Yesterday, after months of wondering and years of overthinking, I received news that’s left me feeling… well, a bit confused.
I have ADHD.
I know. I know what some of you might be thinking. Honestly, if it were someone else writing this and I was reading it, I’d probably be thinking the same thing:
“Oh whatever. Everyone has ADHD these days. It’s no big deal.”
Or maybe something a little more cynical:
“Pfft… you’re just jumping on a bandwagon. Everyone struggles to concentrate sometimes. You just want to slap a label on it.”
And the thing is… there’s an element of truth in both of those reactions.
Yes, it’s true that awareness — and therefore diagnoses — of ADHD among adults is more prevalent these days. In fact, according to NHS England, the number of adults screening positive for ADHD rose by more than 13% in 2024 alone. And yes, it’s also true that everyone finds it hard to concentrate from time to time.
But for me, what makes ADHD different is the degree to which it affects my daily life. My work. My routines. My sense of self.
I can’t count the hours I feel I’ve “wasted” because I couldn’t concentrate. The number of times I’ve done literally anything else instead of the thing I needed to do — because the fog in my brain wouldn’t lift. And it impacts me. It affects how I see myself.
“What if people think I’m just a bit rubbish?”
“What if I lose my job because I’m not as productive as everyone else?”
“What value am I adding to my team if I can’t stay focused?”
“Am I letting people down because I can’t do what I know I need to?”
It’s exhausting.
But it’s not just the focus or concentration. It’s other things too. Things I’ve started to see in a new light.
It’s my loquaciousness — a word anyone who knows me would probably use. I could start and maintain a conversation in an empty room. It’s my vivid imagination — I used to act out full Star Wars scenes in the garden, playing every character myself, complete with scripts I’d write there in the moment. I even won a short story competition at primary school because of the imagination I showed.
It’s my struggle to stay present in meetings — and even sometimes during church services. It’s the way I interrupt people, not to be rude, but because I get so worried I’ll forget what I was going to say. It’s the way I miss what they’re saying in the meantime, because I’m too busy rehearsing my response in my head.
For the longest time, I saw those things as flaws. Things that made me a bit too much. A bit rude. A bit self-absorbed.
And because I did well at school, because I’m not hyperactive, because I didn’t tick the “typical” boxes people look for in childhood — no one, not even me, ever suspected a thing.
So now I’m left trying to make sense of it.

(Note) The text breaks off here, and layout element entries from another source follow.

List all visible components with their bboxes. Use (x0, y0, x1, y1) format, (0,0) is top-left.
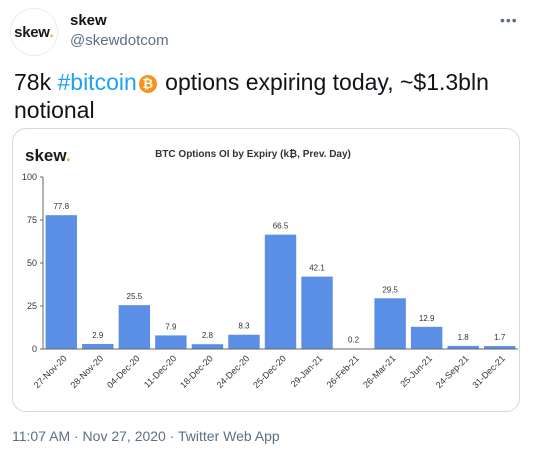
bar (155, 335, 187, 349)
x-tick-label: 04-Dec-20 (105, 353, 142, 390)
bar-chart: skew. BTC Options OI by Expiry (k₿, Prev… (22, 146, 518, 390)
y-tick-label: 25 (27, 301, 37, 311)
x-tick-label: 18-Dec-20 (178, 353, 215, 390)
chart-image-card[interactable]: skew. BTC Options OI by Expiry (k₿, Prev… (12, 128, 520, 412)
bar-value-label: 77.8 (53, 202, 69, 211)
bitcoin-icon: ₿ (138, 75, 157, 93)
tweet-text-before: 78k (14, 69, 58, 95)
bar-value-label: 25.5 (127, 292, 143, 301)
bar (264, 234, 297, 349)
bar (45, 215, 77, 349)
x-tick-label: 27-Nov-20 (32, 353, 69, 390)
bar (374, 298, 406, 349)
hashtag-link[interactable]: #bitcoin (57, 69, 137, 95)
x-tick-label: 11-Dec-20 (142, 353, 178, 389)
author-name[interactable]: skew (70, 12, 107, 29)
chart-brand-text: skew (25, 146, 67, 165)
bar (301, 276, 333, 349)
tweet-text-after: options expiring today, ~$1.3bln notiona… (14, 69, 489, 123)
bar (484, 346, 516, 349)
bar-value-label: 1.7 (494, 333, 506, 342)
y-tick-label: 100 (22, 172, 37, 182)
bar-value-label: 2.9 (92, 331, 104, 340)
bar-value-label: 2.8 (202, 331, 214, 340)
tweet-timestamp[interactable]: 11:07 AM · Nov 27, 2020 · Twitter Web Ap… (12, 428, 280, 444)
y-tick-label: 50 (27, 258, 37, 268)
x-tick-label: 24-Sep-21 (434, 353, 471, 390)
author-handle[interactable]: @skewdotcom (70, 32, 169, 49)
avatar-logo-dot: . (49, 23, 54, 41)
tweet-text: 78k #bitcoin ₿ options expiring today, ~$… (14, 68, 514, 124)
bar (118, 305, 151, 349)
bar-value-label: 66.5 (273, 222, 289, 231)
x-tick-label: 25-Dec-20 (251, 353, 288, 390)
x-tick-label: 26-Feb-21 (325, 353, 361, 389)
y-axis: 0 25 50 75 100 (22, 172, 44, 354)
bar-value-label: 12.9 (419, 314, 435, 323)
chart-title: BTC Options OI by Expiry (k₿, Prev. Day) (155, 148, 351, 160)
chart-brand: skew. (25, 146, 71, 165)
more-icon[interactable]: ••• (500, 12, 518, 28)
x-tick-label: 26-Mar-21 (361, 353, 397, 389)
y-tick-label: 0 (32, 344, 37, 354)
x-tick-label: 31-Dec-21 (470, 353, 507, 390)
bar (228, 334, 260, 349)
bar-value-label: 29.5 (382, 285, 398, 294)
y-tick-label: 75 (27, 215, 37, 225)
bar-value-label: 1.8 (458, 333, 470, 342)
x-tick-label: 28-Nov-20 (68, 353, 105, 390)
x-tick-label: 25-Jun-21 (398, 353, 434, 389)
bar-value-label: 8.3 (238, 322, 250, 331)
x-tick-label: 24-Dec-20 (215, 353, 252, 390)
bar (410, 326, 443, 349)
chart-brand-dot: . (66, 146, 71, 165)
bar (447, 345, 479, 349)
x-axis: 27-Nov-20 28-Nov-20 04-Dec-20 11-Dec-20 18-D… (32, 348, 518, 390)
bars: 77.8 2.9 25.5 7.9 2.8 8.3 66.5 42.1 0.2 29.5 12.9 1… (45, 202, 516, 350)
bar-value-label: 0.2 (348, 336, 360, 345)
bar (191, 344, 224, 349)
bar (82, 344, 114, 349)
avatar-logo-text: skew (14, 23, 50, 41)
bar-value-label: 7.9 (165, 322, 177, 331)
bar-value-label: 42.1 (309, 264, 325, 273)
x-tick-label: 29-Jan-21 (289, 353, 325, 389)
avatar[interactable]: skew. (10, 8, 58, 56)
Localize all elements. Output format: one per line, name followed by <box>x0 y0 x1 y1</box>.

Trying to rethink how I understand ADHD.
Not just what it is — but what it means.
It’s not something only “naughty kids” have. It’s not something that only affects people who struggle academically. I have to challenge my own assumptions, now that I know the truth about myself.
And I have to figure out how to manage it — how to work with the way my brain is wired, instead of constantly working against it.
There’s also a part of me that feels… sad. Regretful, maybe. Not because I dislike my life — I’ve got everything I could ever want: a loving wife, a beautiful home, a great job, an amazing family. But it’s hard not to wonder: what if I’d known sooner? What might have been easier? What could I have done differently, or achieved, or even believed about myself?
So now, I’m going to make myself a cuppa. Put on some jazz. And sit with this for a little while.
It’s not the end of anything.
Just the start of understanding myself a little better.